Top 1000 2010: Company 2 - Diageo
Not plain sailing
Diageo has had trouble on the domestic front, but globally it has done well, with Guinness celebrating its 250th birthday this year.
Few global, not to mention Irish, brands can boast the longevity of Guinness. The "250 Celebration" for Guinness' milestone birthday on September 24th last may have been centred on St James’ Gate, the traditional home of the pint, but they became a global media event.
Diageo Newsfeed
April 25th: Diageo seen as possible buyer of C&C spirits portfolio
It is speculated that Diageo is one possible buyer of C&C's €200 million spirits and liquer arm, which it is believed is about to be put on the market.
March 25th Diageo plans to brew Guinness in South Africa
Guinness is to be brewed at Diageo's new joint venture brewery, south of Johannesburg. The brewery is a partnership between Diageo and Heineken and is an effort to muscle in on local brewer SABMiller's home turf. Diageo makes an estimated 10% of its profits in Africa, about 40% of which is from South Africa.
March 23rd: New black Guinness lager launched
Guinness Black Lager is launched on a trial basis in Northern Ireland. Aimed at a younger market, the decision to innovate raises comparisons with some failed experiments by the brand in the past.
February 12th: Diageo threatens to quit UK over tax
Diageo CEO Paul Walsh says the company would possibly reconsider moving its headquarters away from London if taxation on a corporate or individual level became more onerous. "We are a global company,” he said. “We enjoy being headquartered in London, but if the tax regime here in the UK became so egregious, either for corporates or individuals, we would have no option but to look at other alternatives."
February 11th: Alcohol industry hit by downturn but Guinness performs well
The economic weakness in Ireland and a reduction in customer spending continues to impact the alcohol industry, Diageo says, with Irish sales falling 10% in the first six months of its financial year. Sales of Guinness worldwide went up by 1%, reflecting a growing global market and a tougher domestic one.
It is 250 years since Arthur Guinness signed the 9,000 year lease on the St. James' Gate Brewery in Dublin with an annual rent of £45. While in the 1880s the St. James's Gate Brewery was the largest in the world, today it is still one of the largest stout producing breweries in the world and few drinks are as instantly recognisable as a pint of Guinness.
It is lucky for Diageo, the brand’s owner, that Guinness has such global appeal.

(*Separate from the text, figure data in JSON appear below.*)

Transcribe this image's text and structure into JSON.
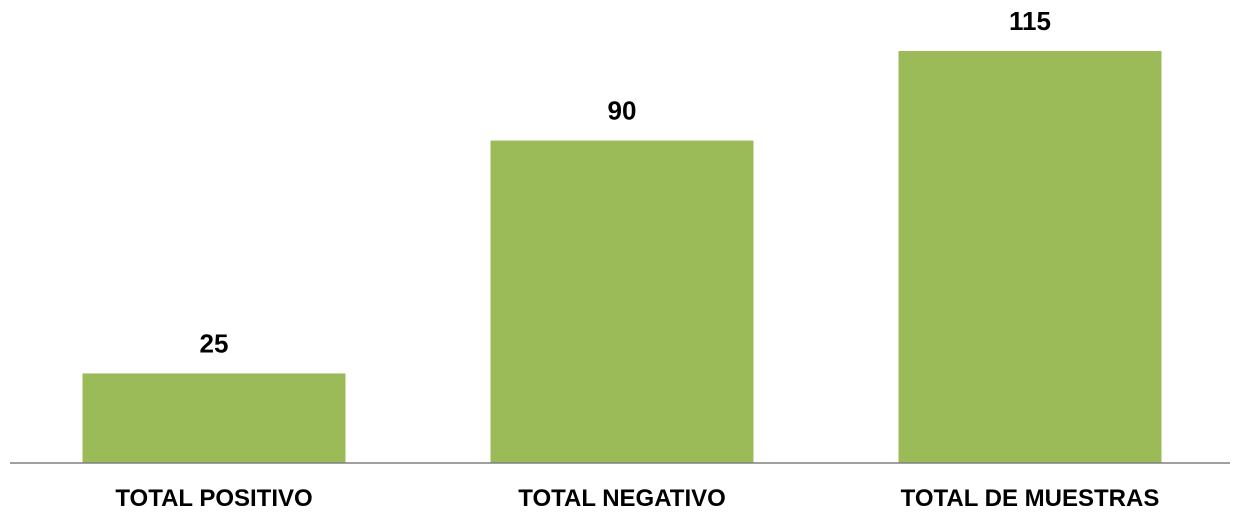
{
  "colors": {
    "bar": "#9bbb59",
    "axis": "#808080",
    "text": "#000000"
  },
  "chart_data": {
    "type": "bar",
    "categories": [
      "TOTAL POSITIVO",
      "TOTAL NEGATIVO",
      "TOTAL DE MUESTRAS"
    ],
    "values": [
      25,
      90,
      115
    ],
    "data_labels": [
      "25",
      "90",
      "115"
    ],
    "title": "",
    "xlabel": "",
    "ylabel": "",
    "ylim": [
      0,
      115
    ],
    "grid": false,
    "legend": "none"
  }
}
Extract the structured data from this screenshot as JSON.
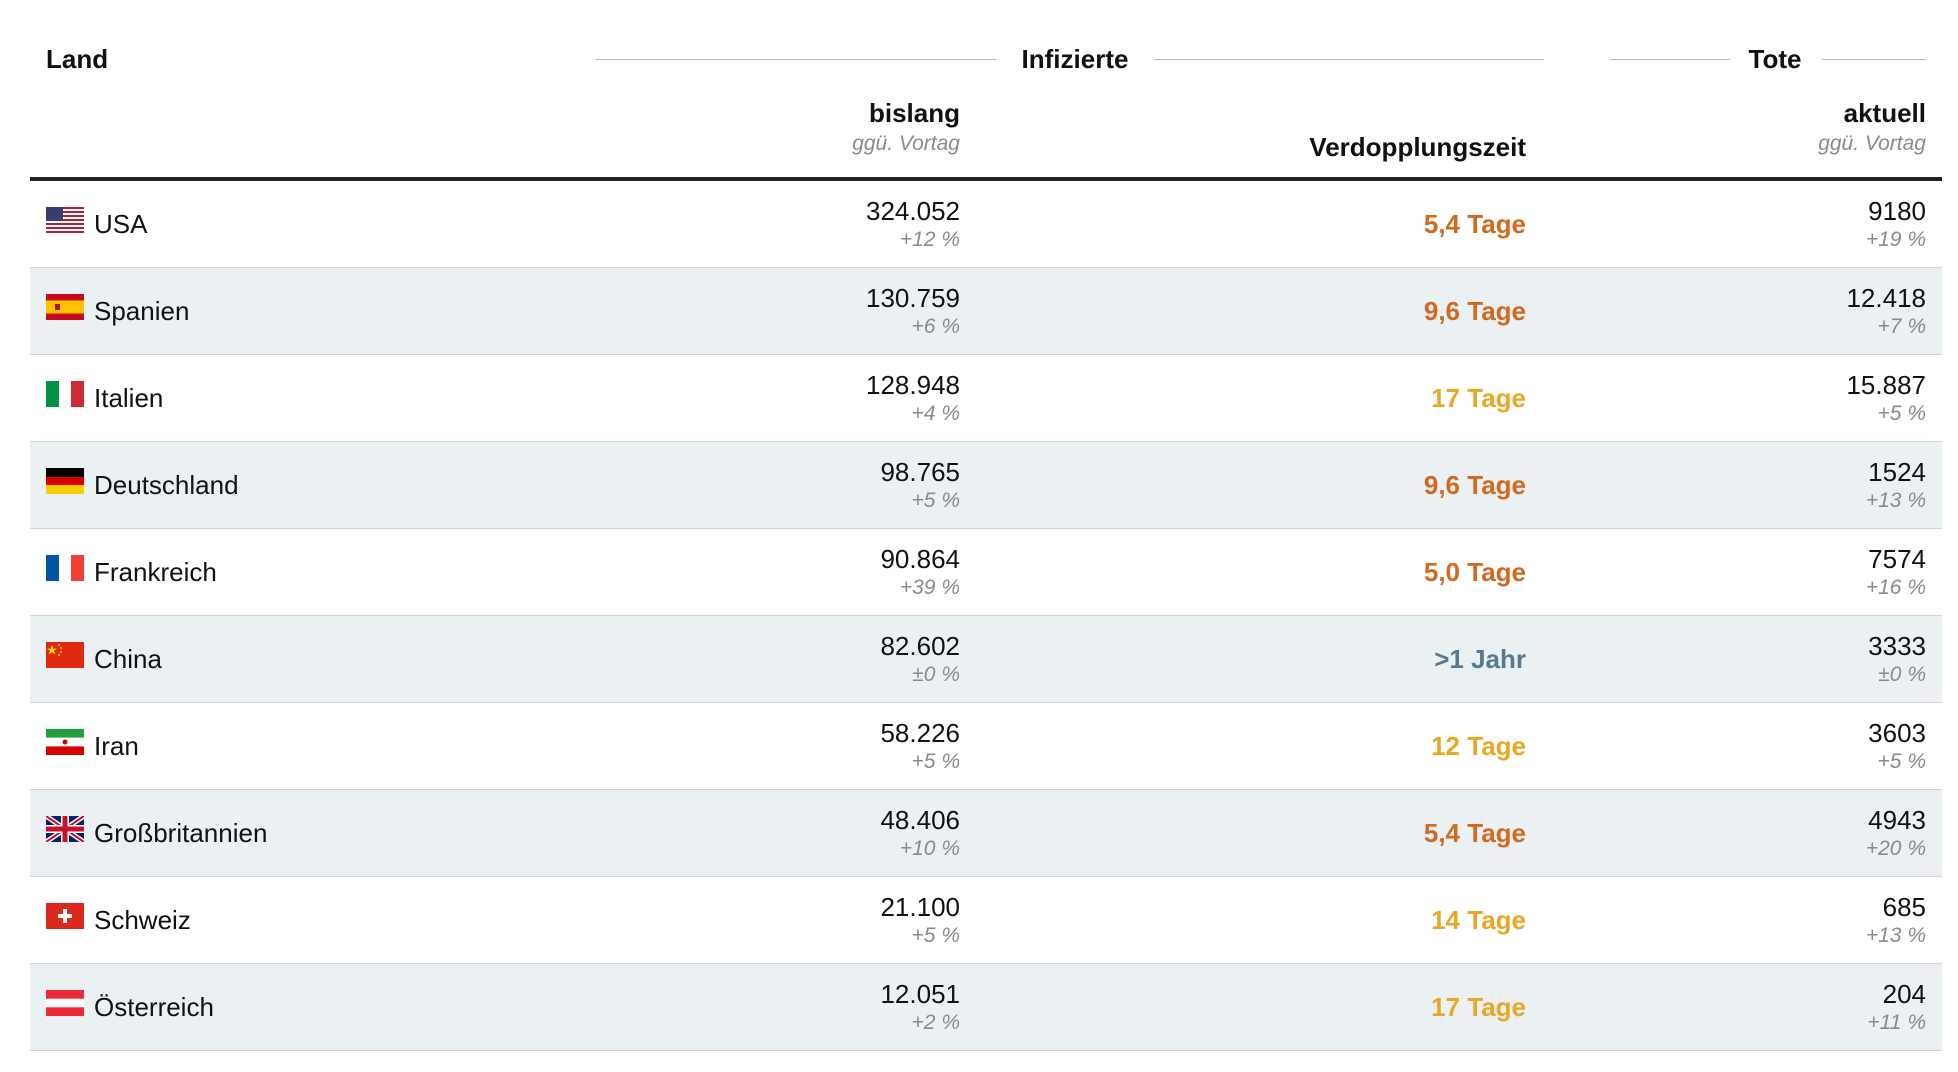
{
  "header": {
    "land": "Land",
    "infizierte": "Infizierte",
    "tote": "Tote",
    "bislang": "bislang",
    "bislang_sub": "ggü. Vortag",
    "verdopplung": "Verdopplungszeit",
    "aktuell": "aktuell",
    "aktuell_sub": "ggü. Vortag"
  },
  "colors": {
    "orange": "#d2691e",
    "yellow": "#e8a823",
    "slate": "#587a8e",
    "row_alt": "#ebf0f3"
  },
  "rows": [
    {
      "country": "USA",
      "flag": "us-flag-icon",
      "infected": "324.052",
      "infected_change": "+12 %",
      "doubling": "5,4 Tage",
      "doubling_color": "#d2691e",
      "deaths": "9180",
      "deaths_change": "+19 %"
    },
    {
      "country": "Spanien",
      "flag": "es-flag-icon",
      "infected": "130.759",
      "infected_change": "+6 %",
      "doubling": "9,6 Tage",
      "doubling_color": "#d2691e",
      "deaths": "12.418",
      "deaths_change": "+7 %"
    },
    {
      "country": "Italien",
      "flag": "it-flag-icon",
      "infected": "128.948",
      "infected_change": "+4 %",
      "doubling": "17 Tage",
      "doubling_color": "#e8a823",
      "deaths": "15.887",
      "deaths_change": "+5 %"
    },
    {
      "country": "Deutschland",
      "flag": "de-flag-icon",
      "infected": "98.765",
      "infected_change": "+5 %",
      "doubling": "9,6 Tage",
      "doubling_color": "#d2691e",
      "deaths": "1524",
      "deaths_change": "+13 %"
    },
    {
      "country": "Frankreich",
      "flag": "fr-flag-icon",
      "infected": "90.864",
      "infected_change": "+39 %",
      "doubling": "5,0 Tage",
      "doubling_color": "#d2691e",
      "deaths": "7574",
      "deaths_change": "+16 %"
    },
    {
      "country": "China",
      "flag": "cn-flag-icon",
      "infected": "82.602",
      "infected_change": "±0 %",
      "doubling": ">1 Jahr",
      "doubling_color": "#587a8e",
      "deaths": "3333",
      "deaths_change": "±0 %"
    },
    {
      "country": "Iran",
      "flag": "ir-flag-icon",
      "infected": "58.226",
      "infected_change": "+5 %",
      "doubling": "12 Tage",
      "doubling_color": "#e8a823",
      "deaths": "3603",
      "deaths_change": "+5 %"
    },
    {
      "country": "Großbritannien",
      "flag": "gb-flag-icon",
      "infected": "48.406",
      "infected_change": "+10 %",
      "doubling": "5,4 Tage",
      "doubling_color": "#d2691e",
      "deaths": "4943",
      "deaths_change": "+20 %"
    },
    {
      "country": "Schweiz",
      "flag": "ch-flag-icon",
      "infected": "21.100",
      "infected_change": "+5 %",
      "doubling": "14 Tage",
      "doubling_color": "#e8a823",
      "deaths": "685",
      "deaths_change": "+13 %"
    },
    {
      "country": "Österreich",
      "flag": "at-flag-icon",
      "infected": "12.051",
      "infected_change": "+2 %",
      "doubling": "17 Tage",
      "doubling_color": "#e8a823",
      "deaths": "204",
      "deaths_change": "+11 %"
    }
  ]
}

The recession in Ireland has not helped Diageo’s performance in a country that has long taken its products to heart, not to mention manufactured many of them.

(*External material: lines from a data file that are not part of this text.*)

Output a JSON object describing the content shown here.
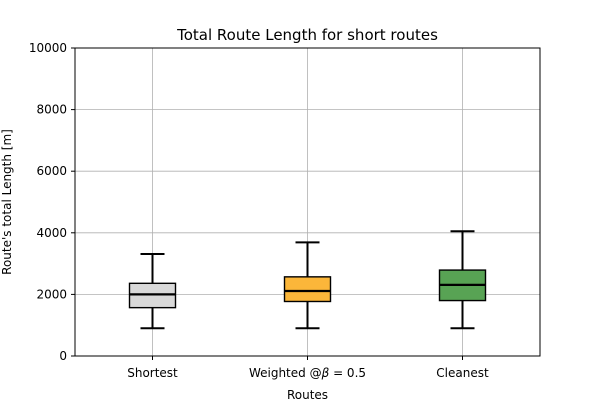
{
  "chart_data": {
    "type": "boxplot",
    "title": "Total Route Length for short routes",
    "xlabel": "Routes",
    "ylabel": "Route's total Length [m]",
    "ylim": [
      0,
      10000
    ],
    "yticks": [
      0,
      2000,
      4000,
      6000,
      8000,
      10000
    ],
    "grid": true,
    "legend": "none",
    "categories": [
      "Shortest",
      "Weighted",
      "Cleanest"
    ],
    "category_suffix": {
      "1": {
        "prefix": "Weighted @",
        "symbol": "β",
        "suffix": "= 0.5"
      }
    },
    "series": [
      {
        "category": "Shortest",
        "whisker_low": 900,
        "q1": 1570,
        "median": 2000,
        "q3": 2360,
        "whisker_high": 3310,
        "color": "#d9d9d9"
      },
      {
        "category": "Weighted",
        "whisker_low": 900,
        "q1": 1770,
        "median": 2110,
        "q3": 2570,
        "whisker_high": 3690,
        "color": "#fbb63a"
      },
      {
        "category": "Cleanest",
        "whisker_low": 900,
        "q1": 1800,
        "median": 2310,
        "q3": 2790,
        "whisker_high": 4050,
        "color": "#58a354"
      }
    ]
  }
}
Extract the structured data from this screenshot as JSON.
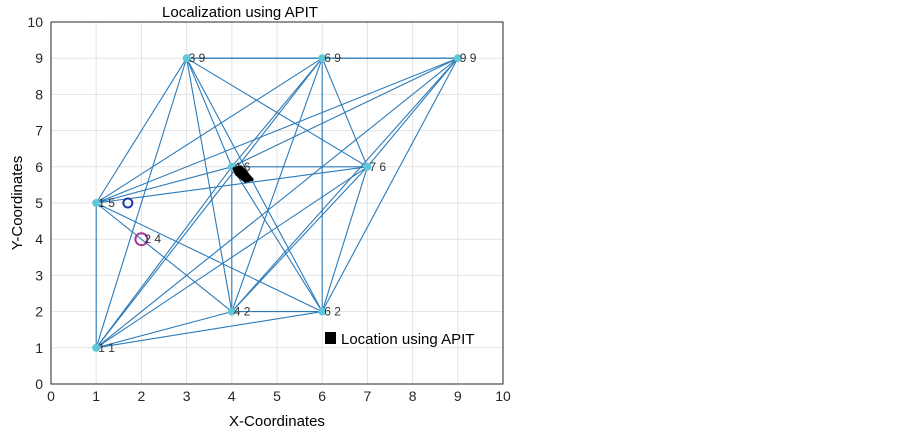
{
  "chart_data": {
    "type": "scatter",
    "title": "Localization using APIT",
    "xlabel": "X-Coordinates",
    "ylabel": "Y-Coordinates",
    "xlim": [
      0,
      10
    ],
    "ylim": [
      0,
      10
    ],
    "xticks": [
      "0",
      "1",
      "2",
      "3",
      "4",
      "5",
      "6",
      "7",
      "8",
      "9",
      "10"
    ],
    "yticks": [
      "0",
      "1",
      "2",
      "3",
      "4",
      "5",
      "6",
      "7",
      "8",
      "9",
      "10"
    ],
    "grid": true,
    "anchors": [
      {
        "x": 1,
        "y": 1,
        "label": "1 1"
      },
      {
        "x": 1,
        "y": 5,
        "label": "1 5"
      },
      {
        "x": 3,
        "y": 9,
        "label": "3 9"
      },
      {
        "x": 4,
        "y": 2,
        "label": "4 2"
      },
      {
        "x": 4,
        "y": 6,
        "label": "4 6"
      },
      {
        "x": 6,
        "y": 2,
        "label": "6 2"
      },
      {
        "x": 6,
        "y": 9,
        "label": "6 9"
      },
      {
        "x": 7,
        "y": 6,
        "label": "7 6"
      },
      {
        "x": 9,
        "y": 9,
        "label": "9 9"
      }
    ],
    "unknown_node": {
      "x": 2,
      "y": 4,
      "label": "2 4"
    },
    "blue_circle": {
      "x": 1.7,
      "y": 5
    },
    "apit_location": [
      [
        4.05,
        5.95
      ],
      [
        4.2,
        6.0
      ],
      [
        4.45,
        5.65
      ],
      [
        4.3,
        5.6
      ],
      [
        4.1,
        5.8
      ]
    ],
    "legend": {
      "entries": [
        "Location using APIT"
      ],
      "placement": "bottom-right"
    },
    "colors": {
      "lines": "#2b7bba",
      "anchor": "#5ec8d8",
      "unknown": "#a03a9a",
      "blue_circle": "#1f3aa8",
      "location": "#000000"
    }
  }
}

Diageo’s half year results in February saw a 10% fall in Irish sales over the last six months of 2010. The changed drinking climate in Ireland was highlighted by the fact that the “on trade" pub and restaurant sales were the hardest hit in the six months, falling 14%.
And there was disappointment too for Irish employees of the global drinks company when it was announced that a planned €650m investment in new brewing facilities had been put on hold until the economy recovers.

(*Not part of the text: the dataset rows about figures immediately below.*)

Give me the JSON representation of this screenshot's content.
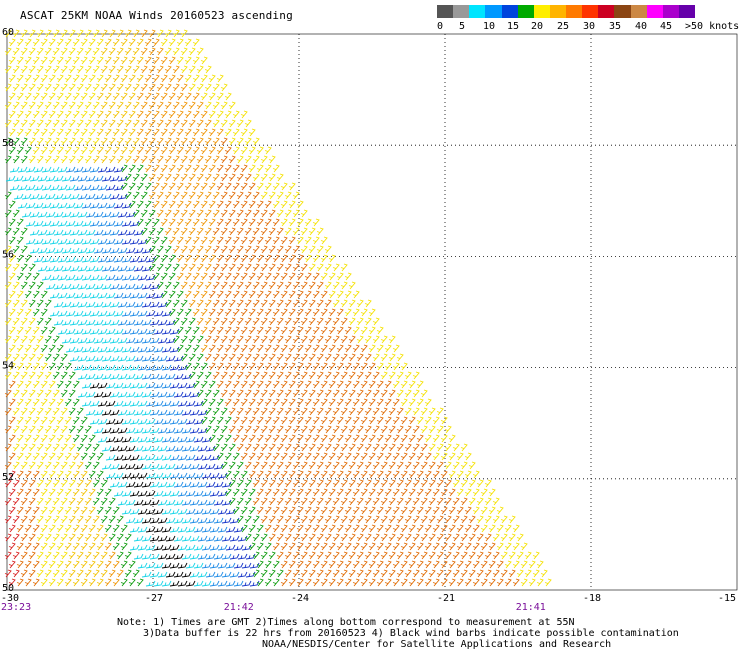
{
  "title": "ASCAT 25KM NOAA Winds 20160523 ascending",
  "colorbar": {
    "colors": [
      "#555555",
      "#999999",
      "#00e5ff",
      "#0099ff",
      "#0044dd",
      "#00aa00",
      "#ffee00",
      "#ffb400",
      "#ff7a00",
      "#ff3300",
      "#cc0022",
      "#8b4513",
      "#cc8844",
      "#ff00ff",
      "#aa00cc",
      "#6600aa"
    ],
    "labels": [
      "0",
      "5",
      "10",
      "15",
      "20",
      "25",
      "30",
      "35",
      "40",
      "45",
      ">50 knots"
    ]
  },
  "map": {
    "lat_labels": [
      "60",
      "58",
      "56",
      "54",
      "52",
      "50"
    ],
    "lon_labels": [
      "-30",
      "-27",
      "-24",
      "-21",
      "-18",
      "-15"
    ],
    "time_labels": [
      {
        "text": "23:23",
        "lon": -30
      },
      {
        "text": "21:42",
        "lon": -25.3
      },
      {
        "text": "21:41",
        "lon": -19.3
      }
    ]
  },
  "notes": {
    "line1": "Note: 1) Times are GMT 2)Times along bottom correspond to measurement at 55N",
    "line2": "3)Data buffer is 22 hrs from 20160523 4) Black wind barbs indicate possible contamination",
    "line3": "NOAA/NESDIS/Center for Satellite Applications and Research"
  }
}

But thankfully for Diageo, Ireland is just a small part of its operation. Emerging markets have taken up the slack for the “pint of plain” and, globally, net sales of Guinness rose 1% in the half year. Other Diageo brands fared worse – there was a 4% decline in net sales of vodka brand Smirnoff and a 7% fall in net sales of Baileys.
Still, in that most recent period, Diageo posted a 3% rise in global net sales, to just over £5.2bn and a 6% fall in operating profits, to £1.5bn. This was led by impressive growth in South-East Asia where net sales grew 21%. Sales also rose 8% in North America but Europe lagged behind with 3% growth.
"We are in the early stages of recovery with more encouraging signs in the emerging and developing markets," said Diageo CEO Paul Walsh.
The company’s Irish staff will hope that this recovery becomes increasingly tangible. They, like their counterparts in the UK and elsewhere, have had to endure a restructuring programme aimed at cutting £100m from its cost base in the 2009-2010 financial year.
Like so many Irish based companies, Diageo was bitten by the property bug. Many saw its plan to consolidate a number of its Irish brewing operations in a €650m state-of-the-art brewery in Leixlip as at least partly motivated by the opportunity to make a killing on some land. The plan would have allowed the company to develop river front land at its city centre site in St James’ Gate.
Given its proximity to the city and a main transport hub, the site would have been a much more sensible development proposition than many of those that were built during the Celtic Tiger era. But, for now, it is not to be.
“In terms of Leixlip, the original project announced one year ago was to create a long-term internationally competitive brewing operation in Ireland and it made more sense to go down the path of bringing them together into one site than having them across a range of sites which is what we have today,” said John Kennedy, managing director of Diageo Ireland, last year about the decision.
“It wasn't about realising land value but was more about long-term strategy. We have put that project on hold for the next few months because we found that every assumption we made about the business back in May 2008 had changed dramatically by January 2009 so given this was the biggest single capital investment that Diageo plc has ever made it felt prudent to stop and re-check the assumptions on the work before moving forward."